The Branden Albert trade saga started to turn into a he said, she said soap opera on Thursday. But by nighttime things had calmed down.
A day after the Sun-Sentinel reported the Miami Dolphins and Kansas City Chiefs had begun serious talks about trading the veteran left tackle for a second-round pick, Chiefs coach Andy Reid told local reporters the Dolphins didn't have permission to talk to Albert's camp, which would prevent Miami from hammer out terms on a new contract.
However, during a Thursday night interview with ESPN, Reid admitted he "misspoke," and acknowledged that Albert's agent does have permission to negotiate with Dolphins executives on Albert's behalf.
"We haven't talked for days," Reid said, referring to dialog between Kansas City and the Dolphins. "That's a dead issue."
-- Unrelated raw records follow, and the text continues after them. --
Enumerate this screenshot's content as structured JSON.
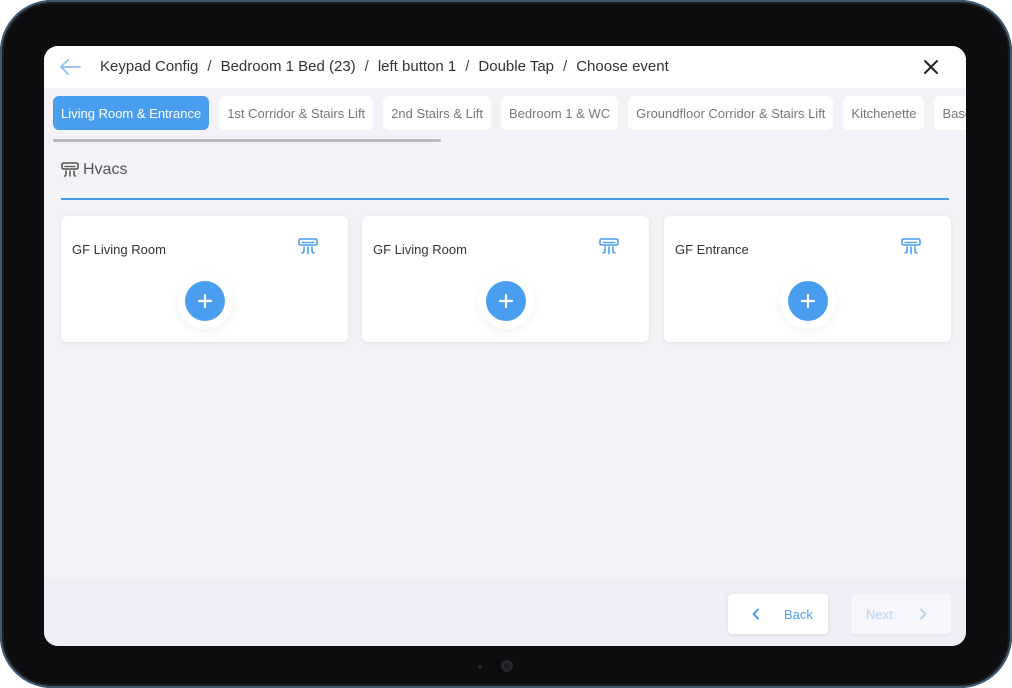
{
  "header": {
    "breadcrumb": [
      "Keypad Config",
      "Bedroom 1 Bed (23)",
      "left button 1",
      "Double Tap",
      "Choose event"
    ],
    "back_icon": "arrow-left-icon",
    "close_icon": "close-icon"
  },
  "tabs": [
    {
      "label": "Living Room & Entrance",
      "active": true
    },
    {
      "label": "1st Corridor & Stairs Lift",
      "active": false
    },
    {
      "label": "2nd Stairs & Lift",
      "active": false
    },
    {
      "label": "Bedroom 1 & WC",
      "active": false
    },
    {
      "label": "Groundfloor Corridor & Stairs Lift",
      "active": false
    },
    {
      "label": "Kitchenette",
      "active": false
    },
    {
      "label": "Base",
      "active": false
    }
  ],
  "section": {
    "title": "Hvacs",
    "icon": "hvac-icon"
  },
  "cards": [
    {
      "title": "GF Living Room",
      "icon": "hvac-icon",
      "action_icon": "plus-icon"
    },
    {
      "title": "GF Living Room",
      "icon": "hvac-icon",
      "action_icon": "plus-icon"
    },
    {
      "title": "GF Entrance",
      "icon": "hvac-icon",
      "action_icon": "plus-icon"
    }
  ],
  "footer": {
    "back_label": "Back",
    "next_label": "Next"
  },
  "colors": {
    "accent": "#4a9ef0",
    "background": "#f3f3f7",
    "device_frame": "#0d0d0f"
  }
}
Reid seemed bothed by Albert not reporting to Kansas City's minicamp this week, but admitted he understand the "business side" of the NFL.
The Chiefs are apparently leaning towards selecting Texas A&M's Luke Joeckel or Central Michigan's Eric Fisher with the No. 1 pick, and putting either at left tackle. Albert is adamant about remaining a left tackle and his camp is seeking a multi-year deal.
Albert, who is rated by ProFootballFocus.com as the NFL's 25th best offensive tackle last season, must pass a physical before the Dolphins enter serious negotiations on a contract extension.
Those terms (length, guaranteed money and average salary) will likely determine if the Dolphins will send Kansas City one of its two second-round picks in next week's draft to finalize the deal for the former Virginia standout.
Albert lives in Miami during the offseason, and it is possible his physical for the Dolphins has already taken place. Albert missed three games of 2012 because of a back injury the Dolphins would have to closely examine.
Coming to terms on a new contract might also complicate matters. Albert is already guaranteed $9.8 million for this season because of the franchise tag he signed. It is likely that he's seeking a contract similar to the four-year, $34 million deal the Dolphins wouldn't match for four-time Pro Bowler Jake Long, who signed with the St. Louis Rams this offseason.
That deal averages $8.5 million a season and included $20 million of guaranteed money.
The Dolphins have approximately $14-15 million in cap space to work with before signing the team's 11 draft selections, and offensive line is the team's biggest need. Trading for Albert would address one of the team's biggest voids and allow Jonathan Martin, a second-round pick in 2012, to remain the starting right tackle.